Cichy zabójca grasuje po Polsce. Czad zabił już 37 osób
Im zimniej na zewnątrz tym cieplej chcemy mieć w domach. Niestety szczelnie nie zawsze oznacza bezpiecznie. Większość zatruć czadem jest spowodowana brakiem odpowiedniej wentylacji.
- Okresowe kontrole kominiarskie najczęściej wykazują uchybienia związane z brakiem prawidłowego obiegu powietrza. Stanowi to ponad 80 procent wszystkich naszych interwencji. Niedrożność samych przewodów kominowych to raczej znikomy problem – mówi Wirtualnej Polsce Damian Pieścikowski z Rejonowego Zakładu Kominiarskiego w Gdyni.
Tlenek węgla, zwany potocznie czadem, jest bardzo trudny do wykrycia. Ze względu na bezwonność oraz bezbarwność nie można go wyczuć samym nosem. Niezbędna jest specjalistyczna aparatura. Czad powstaje w efekcie niepełnego spalania, gdy jest zbyt mało tlenu. Często towarzyszy temu zła regulacja palnika lub pieca.
- Nie ma zasady, gdzie tego typu usterki występują. Pojawiają się zarówno w starych kamienicach jak i nowych domach. Problemem są zbyt szczelne okna. Dawniej ludzie używali mniej szczelnych, drewnianych okien. Rekompensowało to braki w cyrkulacji powietrza.
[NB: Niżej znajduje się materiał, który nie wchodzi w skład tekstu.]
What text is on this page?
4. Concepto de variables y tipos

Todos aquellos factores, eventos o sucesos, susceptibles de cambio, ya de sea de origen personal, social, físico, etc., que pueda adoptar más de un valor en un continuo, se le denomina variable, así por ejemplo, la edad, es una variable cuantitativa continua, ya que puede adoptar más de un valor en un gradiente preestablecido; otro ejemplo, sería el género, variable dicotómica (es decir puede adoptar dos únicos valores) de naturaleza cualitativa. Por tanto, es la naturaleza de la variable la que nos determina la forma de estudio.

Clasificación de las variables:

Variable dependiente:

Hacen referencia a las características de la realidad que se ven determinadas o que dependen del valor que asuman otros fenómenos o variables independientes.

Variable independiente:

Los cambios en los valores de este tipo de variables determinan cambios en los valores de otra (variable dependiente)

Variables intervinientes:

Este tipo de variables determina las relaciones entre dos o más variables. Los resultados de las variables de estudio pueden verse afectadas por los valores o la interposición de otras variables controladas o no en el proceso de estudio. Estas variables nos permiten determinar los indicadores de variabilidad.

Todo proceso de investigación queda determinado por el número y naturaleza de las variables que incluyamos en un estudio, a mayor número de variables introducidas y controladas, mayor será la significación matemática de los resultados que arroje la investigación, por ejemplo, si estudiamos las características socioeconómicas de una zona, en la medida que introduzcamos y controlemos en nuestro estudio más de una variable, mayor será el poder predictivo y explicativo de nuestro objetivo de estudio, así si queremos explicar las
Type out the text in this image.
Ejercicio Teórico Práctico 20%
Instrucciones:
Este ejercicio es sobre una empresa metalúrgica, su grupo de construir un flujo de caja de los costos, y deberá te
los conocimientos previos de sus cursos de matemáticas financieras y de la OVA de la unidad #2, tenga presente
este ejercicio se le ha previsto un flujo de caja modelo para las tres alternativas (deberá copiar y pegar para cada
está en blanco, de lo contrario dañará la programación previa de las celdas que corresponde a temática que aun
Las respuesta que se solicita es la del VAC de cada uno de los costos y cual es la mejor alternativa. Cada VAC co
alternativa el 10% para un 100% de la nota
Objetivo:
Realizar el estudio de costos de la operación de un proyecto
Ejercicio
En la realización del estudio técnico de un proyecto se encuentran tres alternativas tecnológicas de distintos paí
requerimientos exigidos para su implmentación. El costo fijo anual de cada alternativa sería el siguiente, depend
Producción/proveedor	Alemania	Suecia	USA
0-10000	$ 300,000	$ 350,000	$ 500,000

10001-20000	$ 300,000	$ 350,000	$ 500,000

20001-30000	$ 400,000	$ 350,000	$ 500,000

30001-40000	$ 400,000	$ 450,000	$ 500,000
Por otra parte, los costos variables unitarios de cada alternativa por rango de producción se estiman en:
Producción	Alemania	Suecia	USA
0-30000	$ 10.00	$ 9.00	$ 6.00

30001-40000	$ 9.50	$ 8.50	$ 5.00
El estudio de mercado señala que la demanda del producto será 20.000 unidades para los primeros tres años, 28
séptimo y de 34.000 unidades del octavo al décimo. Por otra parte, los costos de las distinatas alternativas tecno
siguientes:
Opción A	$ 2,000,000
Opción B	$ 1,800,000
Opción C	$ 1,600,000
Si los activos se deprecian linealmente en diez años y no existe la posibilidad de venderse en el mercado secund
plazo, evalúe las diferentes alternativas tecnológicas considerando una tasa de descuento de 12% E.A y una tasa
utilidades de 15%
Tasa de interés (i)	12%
Zbyt szczelne okna są przyczyną większości podtruć – dodaje Pieścikowski.
Czad stanowi poważne zagrożenie dla życia i zdrowia człowieka, ponieważ dostaje się do organizmu człowieka przez układ oddechowy. Bardzo szybko i sprawnie łączy się z hemoglobiną. Tym samym blokuje dopływ tlenu. Jest to szczególnie niebezpieczne dla osób znajdujących się w zamkniętych pomieszczeniach. Bardzo trudno jest rozpoznać zatrucie gazem po wstępnych objawach. Pierwszymi niepokojącymi sygnałami są bóle i zawroty głowy, zmęczenie oraz trudności z oddychaniem. Jeżeli jednak zostaną zbagatelizowane, wówczas może dojść nawet do śmierci.
- Strażacy z Gdańska od września 2014 do stycznia 2015 roku wyjechali 23 razy do wezwań związanych z podtruciami tlenkiem węgla — mówi Wirtualnej Polsce bryg. Jakub Zambrzycki, Zastępca Komendanta Miejskiego PSP w Gdańsku.
Statystyki Państwowej Straży Pożarnej są nieubłagane. Wynika z nich, że od rozpoczęcia sezonu grzewczego do połowy stycznia, wskutek zaczadzenia zmarło już 37 osób, a ponad tysiąc zostało rannych lub uległo podtruciu.